Blanton was large and heavy. Shadow was tall and slim and slight. The huge master mechanic was a heavy burden for him at any time. Weakened as Shadow was, it was almost too much for him. He strained and lifted and pulled. Blanton's body stirred, moved, and dragged along the floor. Thus they made the front entrance. Not in one grand rush. Not in one final sweep to victory. Rather in small stretches, with intervals for Shadow to get life from near the floor, with spaces for Shadow to beat at the rain of embers that was falling faster on both of them.
Once a creeping stream of flame barred their progress. Shadow had to pull mightily to get Blanton through before his clothes caught fire in earnest. Once there was an ominous crackling from overhead. Shadow's heart sank, for it seemed apparent that the roof was caving in. But he held on. A draft of cold air struck him. A blast of icy water beat upon his back. Pulling Blanton after him, he staggered backward into the open, and the fury of the gale enfolded them with an icy mantle.

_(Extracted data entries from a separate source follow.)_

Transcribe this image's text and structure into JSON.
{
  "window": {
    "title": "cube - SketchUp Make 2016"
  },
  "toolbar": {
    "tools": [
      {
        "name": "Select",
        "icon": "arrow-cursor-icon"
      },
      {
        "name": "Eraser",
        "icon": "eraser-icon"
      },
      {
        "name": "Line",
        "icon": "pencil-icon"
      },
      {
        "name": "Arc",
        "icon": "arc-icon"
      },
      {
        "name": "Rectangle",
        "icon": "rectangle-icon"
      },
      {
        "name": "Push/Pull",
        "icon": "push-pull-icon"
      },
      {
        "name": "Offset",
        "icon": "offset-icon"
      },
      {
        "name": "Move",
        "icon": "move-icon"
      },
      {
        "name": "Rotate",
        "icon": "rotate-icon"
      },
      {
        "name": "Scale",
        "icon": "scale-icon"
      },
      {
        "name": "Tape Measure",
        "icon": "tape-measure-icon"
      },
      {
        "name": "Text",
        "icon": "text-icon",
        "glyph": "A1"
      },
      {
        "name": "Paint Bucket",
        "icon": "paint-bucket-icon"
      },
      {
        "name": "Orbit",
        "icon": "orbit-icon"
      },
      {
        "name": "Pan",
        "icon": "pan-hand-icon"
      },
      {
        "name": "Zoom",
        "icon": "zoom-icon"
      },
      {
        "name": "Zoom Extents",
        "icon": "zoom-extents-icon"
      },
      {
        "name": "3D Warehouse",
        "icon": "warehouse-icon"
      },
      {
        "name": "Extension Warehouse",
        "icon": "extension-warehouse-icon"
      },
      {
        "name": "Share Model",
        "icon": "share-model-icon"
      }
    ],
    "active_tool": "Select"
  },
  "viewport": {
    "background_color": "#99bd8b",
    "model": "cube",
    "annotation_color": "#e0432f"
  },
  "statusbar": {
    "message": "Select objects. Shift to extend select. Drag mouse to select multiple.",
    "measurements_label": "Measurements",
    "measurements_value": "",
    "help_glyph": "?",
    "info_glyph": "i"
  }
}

Then there was no lack of men to run forward, to congratulate Shadow, to drag them back from the building as the roof caved in with a mighty crash and a shower of sparks and flame, to carry Blanton to his warm office, to catch Shadow Macgillicuddy as he fainted, to call a doctor for them both.
Days later Shadow came back from the spaces where he had wandered, weak, delirious, unconscious, a visitor at the borderline of life and death. Pneumonia had claimed him, and his thin, scrawny frame had offered little resistance. He was a true shadow, a human shadow when he opened his sunken, faded blue eyes and gazed sanely upon the world.